The data were gathered through a survey of 1,000 people in each of the 14 participating countries divided between the developed and developing world, and delivered three key conclusions: 1) Globally, people are fascinated with science, but a clear and powerful skepticism exists; 2) People appreciate science from a distance, but take it for granted in everyday life; 3) People have high hopes for science, but there are barriers to overcome. (You can unpack the details at https://bit.ly/2E7WMme).

Perhaps the biggest finding was the variability of trust toward science between countries, and that Canada has fallen to the middle of the pack at 55.5 per cent—behind the United States' 57.3 per cent (India leads at an astonishing 67.2 per cent, testament to their educational system and a portent of the future). Can our slide be attributed to conservatives' chipping away at the ivory tower for purely political purposes, as seen—yet again—in a U.S. election that installed as president a blithering idiot incapable of understanding even the most basic science?

As Michelle Pucci wrote in The Walrus of this war of narratives: "The challenge now is reminding political leaders (that) science-based policy differentiates fact and fiction. Human-caused climate change? Fact. Vaccinations linked to chronic illness and autism? Alternative fact."

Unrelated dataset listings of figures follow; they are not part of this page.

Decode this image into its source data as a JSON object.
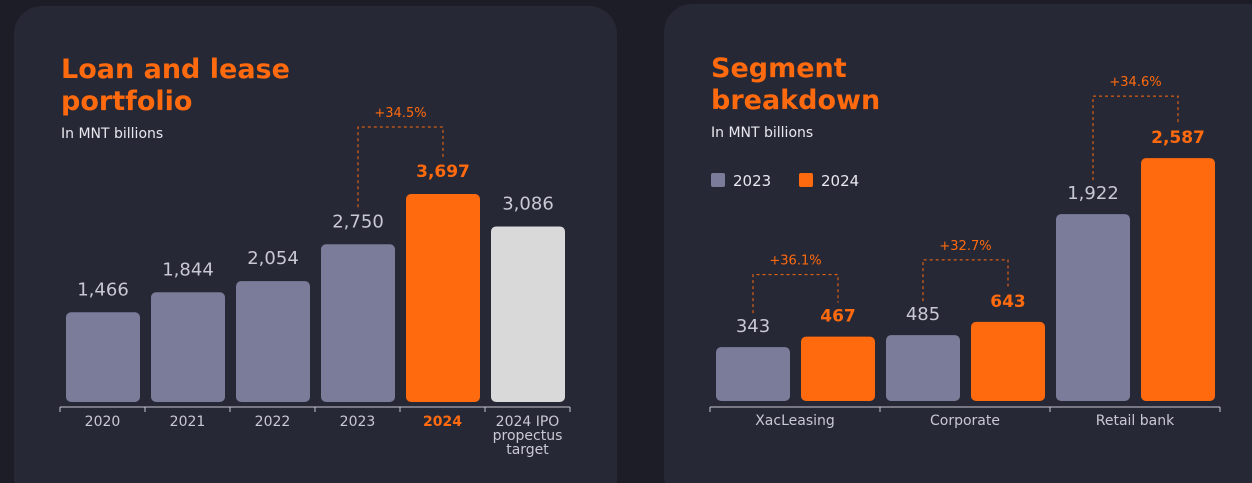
{
  "chart_data": [
    {
      "type": "bar",
      "title": "Loan and lease portfolio",
      "subtitle": "In MNT billions",
      "categories": [
        "2020",
        "2021",
        "2022",
        "2023",
        "2024",
        "2024 IPO propectus target"
      ],
      "values": [
        1466,
        1844,
        2054,
        2750,
        3697,
        3086
      ],
      "value_labels": [
        "1,466",
        "1,844",
        "2,054",
        "2,750",
        "3,697",
        "3,086"
      ],
      "colors": [
        "#7a7c99",
        "#7a7c99",
        "#7a7c99",
        "#7a7c99",
        "#ff6a0e",
        "#d9d9d9"
      ],
      "annotation": "+34.5%"
    },
    {
      "type": "grouped_bar",
      "title": "Segment breakdown",
      "subtitle": "In MNT billions",
      "categories": [
        "XacLeasing",
        "Corporate",
        "Retail bank"
      ],
      "series": [
        {
          "name": "2023",
          "color": "#7a7c99",
          "values": [
            343,
            485,
            1922
          ],
          "value_labels": [
            "343",
            "485",
            "1,922"
          ]
        },
        {
          "name": "2024",
          "color": "#ff6a0e",
          "values": [
            467,
            643,
            2587
          ],
          "value_labels": [
            "467",
            "643",
            "2,587"
          ]
        }
      ],
      "annotations": [
        "+36.1%",
        "+32.7%",
        "+34.6%"
      ]
    }
  ]
}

Public disinterest/distrust in science allows governments to slash budgets the way Harper did and turns a blind collective eye to despotic actions like closing data centres or prohibiting government-funded scientists from talking about their research. Not only did the Trump White House, as one of its first malicious anti-Obama acts, remove information about climate change from the Environmental Protection Agency website, but sought an unprecedented 18-per-cent budget cut to the National Institutes of Health, the primary U.S. science research funding agency. Without public outcry, such cuts, as seen during the Harper regime, are entrenched through subsequent budgets and essentially become irreversible, as Trudeau faces in trying to restore funding to key sectors looted by the HarperCons. And without increasing science awareness among the public, support from the electorate is weak at best.

As Albert Einstein said, "Those who have the privilege to know have a duty to act." By promoting wilful ignorance for decades, politicians are sculpting a society not only bereft of a duty to act, but unaware of the reasons for doing so.

Leslie Anthony is a science/environment writer and author who holds a doctorate in connecting the dots.